The fossil record gives us an idea of what the temperature variations were like for even longer periods of time, back over 500 million years. Back then there was prolific animal and plant life in the oceans but not on land, probably because the atmosphere was not sufficiently oxygen rich to block out UV radiation.

Over this much longer time frame temperature changes look like this...

On this time-scale the present is cold compared to most of the past. Only a period in the Paleozoic era around Silurian-Ordovician boundary was colder.

Again the axis is reversed so from left to right we travel further back in time.

When we look back in time the conclusion is that we are presently in an ice age, a cooler than average time in the earth’s history.

It also makes it easier to see why there is so much controversy about global warming. The overall trend can be quite realistically considered warming OR cooling. The only thing you need to change is the time-frame.

Also if we consider the longer-term trend then maybe a bit of global warming right now is a good thing. It will get us back closer to the long-term average. No more nasty ice age.

This may be true for the grand scheme of things, although climate change at this scale is neither good nor bad, it just is. It has been cooler, although probably not much cooler and warmer in the distant past. And climate has changed. It is why the earth is as it is now.

No, no, no - let’s be serious not philosophical. We know that whether it is because of wobbles in the earth’s orbit, volcanic eruptions or greenhouse gases, when the atmosphere warms up there is more energy buzzing around and there are consequences for the world weather, oceans and atmospheric conditions. It also makes no difference if the earth heats up from a cool or a warm part of the cycle, it is still global warming with consequences.

This is true. Global warming effects are real and there are many.

Again this is neither good nor bad unless - and this is the clincher – unless there is a dependence on a specific set of climate conditions.

So this is why global warming is bad, why politicians talk of catastrophic climate change and why environmental activists around the world want something done about it.

If environmental conditions change too much then nature, made up as it is of a multitude of plants, animals and microbes all doing their more making thing, will take strain.

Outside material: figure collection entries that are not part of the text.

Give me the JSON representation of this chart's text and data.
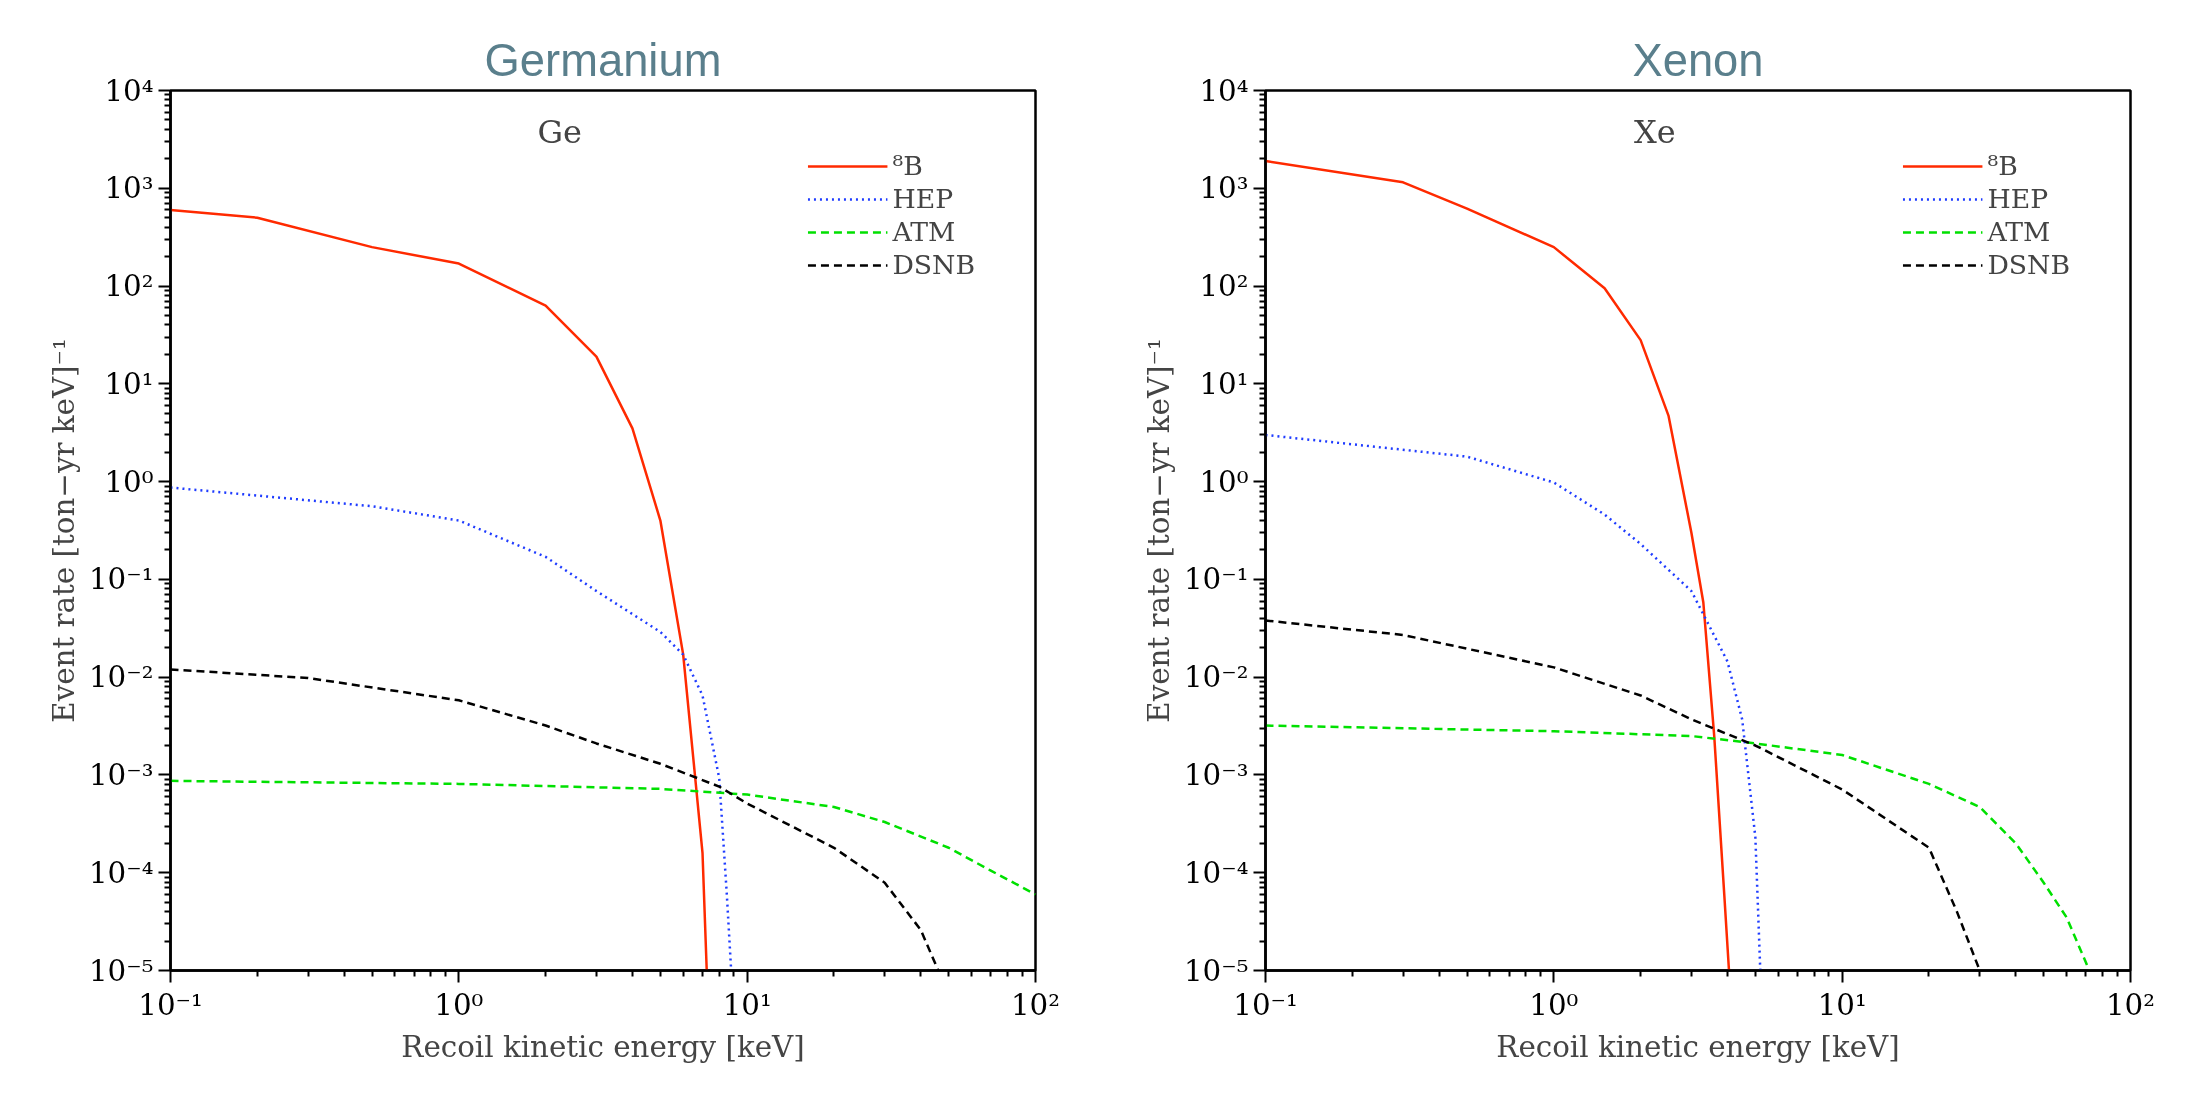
{
  "chart_data": [
    {
      "type": "line",
      "title": "Germanium",
      "xlabel": "Recoil kinetic energy [keV]",
      "ylabel": "Event rate [ton−yr keV]⁻¹",
      "annotations": [
        "Ge"
      ],
      "log": "xy",
      "xlim": [
        0.1,
        100
      ],
      "ylim": [
        1e-05,
        10000
      ],
      "xticks": [
        {
          "value": 0.1,
          "label": "10⁻¹"
        },
        {
          "value": 1,
          "label": "10⁰"
        },
        {
          "value": 10,
          "label": "10¹"
        },
        {
          "value": 100,
          "label": "10²"
        }
      ],
      "yticks": [
        {
          "value": 1e-05,
          "label": "10⁻⁵"
        },
        {
          "value": 0.0001,
          "label": "10⁻⁴"
        },
        {
          "value": 0.001,
          "label": "10⁻³"
        },
        {
          "value": 0.01,
          "label": "10⁻²"
        },
        {
          "value": 0.1,
          "label": "10⁻¹"
        },
        {
          "value": 1,
          "label": "10⁰"
        },
        {
          "value": 10,
          "label": "10¹"
        },
        {
          "value": 100,
          "label": "10²"
        },
        {
          "value": 1000,
          "label": "10³"
        },
        {
          "value": 10000,
          "label": "10⁴"
        }
      ],
      "grid": false,
      "legend": "top right",
      "series": [
        {
          "name": "⁸B",
          "color": "#ff2a00",
          "line_style": "solid",
          "x": [
            0.1,
            0.2,
            0.5,
            1,
            2,
            3,
            4,
            5,
            6,
            7,
            7.24
          ],
          "values": [
            600,
            500,
            250,
            170,
            63,
            19,
            3.5,
            0.4,
            0.017,
            0.00016,
            1e-05
          ]
        },
        {
          "name": "HEP",
          "color": "#1f3cff",
          "line_style": "dotted",
          "x": [
            0.1,
            0.5,
            1,
            2,
            3,
            5,
            6,
            7,
            8,
            8.5,
            8.8
          ],
          "values": [
            0.87,
            0.56,
            0.4,
            0.17,
            0.076,
            0.029,
            0.017,
            0.0065,
            0.00093,
            6e-05,
            1e-05
          ]
        },
        {
          "name": "ATM",
          "color": "#00e000",
          "line_style": "dashed",
          "x": [
            0.1,
            1,
            5,
            10,
            20,
            30,
            50,
            70,
            100
          ],
          "values": [
            0.00087,
            0.00081,
            0.00072,
            0.00063,
            0.00047,
            0.00033,
            0.00018,
            0.000105,
            6e-05
          ]
        },
        {
          "name": "DSNB",
          "color": "#000000",
          "line_style": "dashed",
          "x": [
            0.1,
            0.3,
            1,
            2,
            3,
            5,
            8,
            10,
            20,
            30,
            40,
            46
          ],
          "values": [
            0.012,
            0.0098,
            0.0058,
            0.0032,
            0.0021,
            0.0013,
            0.00076,
            0.00051,
            0.00018,
            7.9e-05,
            2.6e-05,
            1e-05
          ]
        }
      ]
    },
    {
      "type": "line",
      "title": "Xenon",
      "xlabel": "Recoil kinetic energy [keV]",
      "ylabel": "Event rate [ton−yr keV]⁻¹",
      "annotations": [
        "Xe"
      ],
      "log": "xy",
      "xlim": [
        0.1,
        100
      ],
      "ylim": [
        1e-05,
        10000
      ],
      "xticks": [
        {
          "value": 0.1,
          "label": "10⁻¹"
        },
        {
          "value": 1,
          "label": "10⁰"
        },
        {
          "value": 10,
          "label": "10¹"
        },
        {
          "value": 100,
          "label": "10²"
        }
      ],
      "yticks": [
        {
          "value": 1e-05,
          "label": "10⁻⁵"
        },
        {
          "value": 0.0001,
          "label": "10⁻⁴"
        },
        {
          "value": 0.001,
          "label": "10⁻³"
        },
        {
          "value": 0.01,
          "label": "10⁻²"
        },
        {
          "value": 0.1,
          "label": "10⁻¹"
        },
        {
          "value": 1,
          "label": "10⁰"
        },
        {
          "value": 10,
          "label": "10¹"
        },
        {
          "value": 100,
          "label": "10²"
        },
        {
          "value": 1000,
          "label": "10³"
        },
        {
          "value": 10000,
          "label": "10⁴"
        }
      ],
      "grid": false,
      "legend": "top right",
      "series": [
        {
          "name": "⁸B",
          "color": "#ff2a00",
          "line_style": "solid",
          "x": [
            0.1,
            0.3,
            0.5,
            1,
            1.5,
            2,
            2.5,
            3,
            3.3,
            3.6,
            3.9,
            4.05
          ],
          "values": [
            1900,
            1150,
            620,
            250,
            95,
            28,
            4.7,
            0.3,
            0.058,
            0.0025,
            6e-05,
            1e-05
          ]
        },
        {
          "name": "HEP",
          "color": "#1f3cff",
          "line_style": "dotted",
          "x": [
            0.1,
            0.5,
            1,
            1.5,
            2,
            3,
            4,
            4.5,
            5,
            5.2
          ],
          "values": [
            3.0,
            1.8,
            0.98,
            0.46,
            0.23,
            0.076,
            0.0145,
            0.0037,
            0.00023,
            1e-05
          ]
        },
        {
          "name": "ATM",
          "color": "#00e000",
          "line_style": "dashed",
          "x": [
            0.1,
            1,
            3,
            5,
            10,
            20,
            30,
            40,
            50,
            60,
            72
          ],
          "values": [
            0.0032,
            0.0028,
            0.0025,
            0.0021,
            0.0016,
            0.00081,
            0.00047,
            0.0002,
            7.9e-05,
            3.5e-05,
            1e-05
          ]
        },
        {
          "name": "DSNB",
          "color": "#000000",
          "line_style": "dashed",
          "x": [
            0.1,
            0.3,
            1,
            2,
            3,
            5,
            10,
            20,
            25,
            30
          ],
          "values": [
            0.038,
            0.027,
            0.0126,
            0.0065,
            0.0037,
            0.002,
            0.00071,
            0.00018,
            4e-05,
            1e-05
          ]
        }
      ]
    }
  ]
}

Some of these animals and plants cannot tolerate too much change in their supplies of food and water and/or available shelter, and they suffer. They have to reproduce less, move or die.

And if their preferred conditions are absent for a long time relative to their life cycles or cover a wide area, their species will go extinct sometimes quietly at other times spectacularly.

This is the reality of the problem for conservation. Species go extinct.

New climate conditions are good for others though. Species better suited migrate in or evolve in situ. Without change as a driver evolution would be very slow and the earth would not have biodiversity to loose. Global warming is a driver of the natural dynamic of the earth and nature rides on it.

Now let us go back to how we see global warming described, for example this quote from the Wikipedia entry...

Global surface temperature increased 0.74 ± 0.18 °C (1.33 ± 0.32 °F) during the last century. The Intergovernmental Panel on Climate Change (IPCC) concludes that increasing greenhouse gas concentrations resulting from human activity such as fossil fuel burning and deforestation caused most of the observed temperature increase since the middle of the 20th century.

The implication is that humans caused warming and that humans can fix it.

Maybe, or more likely maybe not.

Just think of the huge thermal inertia of the ocean water where the time lags and so change happens at intervals beyond our understanding – but this is not the true picture or the real challenge.

The challenge is the changing conditions as they effect us for we now run the world to our beat. We are the single species that will be most affected by global warming simply because we rely so much on natural capital for food, water and a host of other goods and services.

And there is not much we can do about that dependence.